22 Jahre nach dem letzten „Weißbuch“ ist dieses neue Werk die französische Reaktion auf die veränderte Weltlage. Im Gegensatz zu anderen Ländern des westlichen Bündnisses äußert Frankreich darin keine Abrüstungsvorhaben. Völlig ausgespart ist auch die Frage künftiger Atomtests im Pazifik. Seit zwei Jahren hält sich das Land an ein Moratorium, das der sozialistische Staatspräsident François Mitterrand als oberster Militärchef verfügt hat. Mitterrand sorgte auch dafür, daß das „Weißbuch“ dieses heikle Thema meidet. Doch die konservative Regierung hat bereits mehrfach ihren Dissens angemeldet.
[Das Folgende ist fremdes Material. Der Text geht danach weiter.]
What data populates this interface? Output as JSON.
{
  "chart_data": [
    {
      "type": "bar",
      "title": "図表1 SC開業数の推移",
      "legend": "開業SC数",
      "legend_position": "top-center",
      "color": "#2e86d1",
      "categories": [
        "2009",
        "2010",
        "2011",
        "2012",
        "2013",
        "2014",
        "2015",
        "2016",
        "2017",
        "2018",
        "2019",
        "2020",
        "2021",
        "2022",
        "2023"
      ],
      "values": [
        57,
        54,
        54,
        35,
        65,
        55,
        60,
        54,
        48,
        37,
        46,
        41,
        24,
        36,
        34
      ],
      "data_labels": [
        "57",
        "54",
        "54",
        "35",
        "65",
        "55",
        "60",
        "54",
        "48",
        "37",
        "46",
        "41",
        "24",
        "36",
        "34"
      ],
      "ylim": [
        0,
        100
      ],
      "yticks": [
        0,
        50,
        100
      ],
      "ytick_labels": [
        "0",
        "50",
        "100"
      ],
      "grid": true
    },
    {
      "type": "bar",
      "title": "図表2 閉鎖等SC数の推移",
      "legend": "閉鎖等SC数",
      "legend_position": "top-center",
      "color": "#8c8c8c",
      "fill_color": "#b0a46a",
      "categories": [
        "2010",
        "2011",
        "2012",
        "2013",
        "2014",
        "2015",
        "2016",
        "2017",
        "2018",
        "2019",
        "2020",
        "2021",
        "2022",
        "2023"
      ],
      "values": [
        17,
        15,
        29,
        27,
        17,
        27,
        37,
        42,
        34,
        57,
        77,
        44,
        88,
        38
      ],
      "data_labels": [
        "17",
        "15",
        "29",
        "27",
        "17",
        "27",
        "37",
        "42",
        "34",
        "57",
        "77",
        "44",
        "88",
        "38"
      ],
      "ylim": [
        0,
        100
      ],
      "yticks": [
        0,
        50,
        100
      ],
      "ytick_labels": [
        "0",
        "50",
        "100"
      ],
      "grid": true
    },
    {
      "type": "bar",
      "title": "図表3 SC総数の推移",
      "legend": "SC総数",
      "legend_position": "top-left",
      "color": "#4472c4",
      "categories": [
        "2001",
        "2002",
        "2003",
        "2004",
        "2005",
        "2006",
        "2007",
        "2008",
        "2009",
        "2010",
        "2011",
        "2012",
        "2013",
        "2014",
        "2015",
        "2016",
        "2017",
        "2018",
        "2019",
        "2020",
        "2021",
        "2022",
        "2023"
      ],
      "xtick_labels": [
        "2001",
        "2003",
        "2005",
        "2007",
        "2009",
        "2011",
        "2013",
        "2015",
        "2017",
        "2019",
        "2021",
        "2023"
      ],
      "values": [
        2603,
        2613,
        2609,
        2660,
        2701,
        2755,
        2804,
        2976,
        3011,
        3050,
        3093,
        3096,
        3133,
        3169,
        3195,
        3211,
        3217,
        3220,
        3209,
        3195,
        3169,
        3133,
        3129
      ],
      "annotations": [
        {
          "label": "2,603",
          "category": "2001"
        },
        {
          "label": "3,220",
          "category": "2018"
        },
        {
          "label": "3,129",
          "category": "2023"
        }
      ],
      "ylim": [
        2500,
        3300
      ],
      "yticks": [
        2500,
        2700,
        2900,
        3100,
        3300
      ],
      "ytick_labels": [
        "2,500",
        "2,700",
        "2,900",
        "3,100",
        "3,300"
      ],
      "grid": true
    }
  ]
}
Verteidigungsminister Léotard will die Tests „sobald wie möglich“ wieder aufnehmen, weil sonst keine „Modernisierung unserer nuklearen Werkzeuge“ möglich sei. Aus dem eigenen Lager wurde Regierungschef Edouard Balladur bereits vorgeworfen, er sei ein „Feigling“, weil er sich nicht gegen den Präsidenten durchgesetzt habe. Anders als 1972 öffnet das neue „Weißbuch“ Wege für eine verstärkte Zusammenarbeit französischer Militärs mit internationalen Organisationen, auch wenn eine Rückkehr in die militärische Integration des Atlantischen Bündnisses nicht vorgesehen ist.

Die Zeiten ändern sich, Staaten hören auf zu existieren, und ganze Blöcke verschwinden von der politischen Weltkarte – Frankreich bleibt sich treu. Mit dem Satz „Frankreichs Verteidigung muß französisch sein“, begründete Charles de Gaulle in den 50er Jahren die Gründung der atomaren Force de Frappe und in den 60er Jahren den Ausstieg seines Landes aus der militärischen Integration der Nato. 30 Jahre danach trägt heute sein sozialistischer Nachfolger François Mitterrand die Staffel weiter. Allein steht er damit auch nach dem Ende des Kalten Krieges nicht: Keine der großen französischen Parteien, von der rechtsextremen „Front National“ über die Mitte bis hin zu den KommunistInnen stellt das Dogma von der Unabhängigkeit durch atomare Abschreckung in Frage.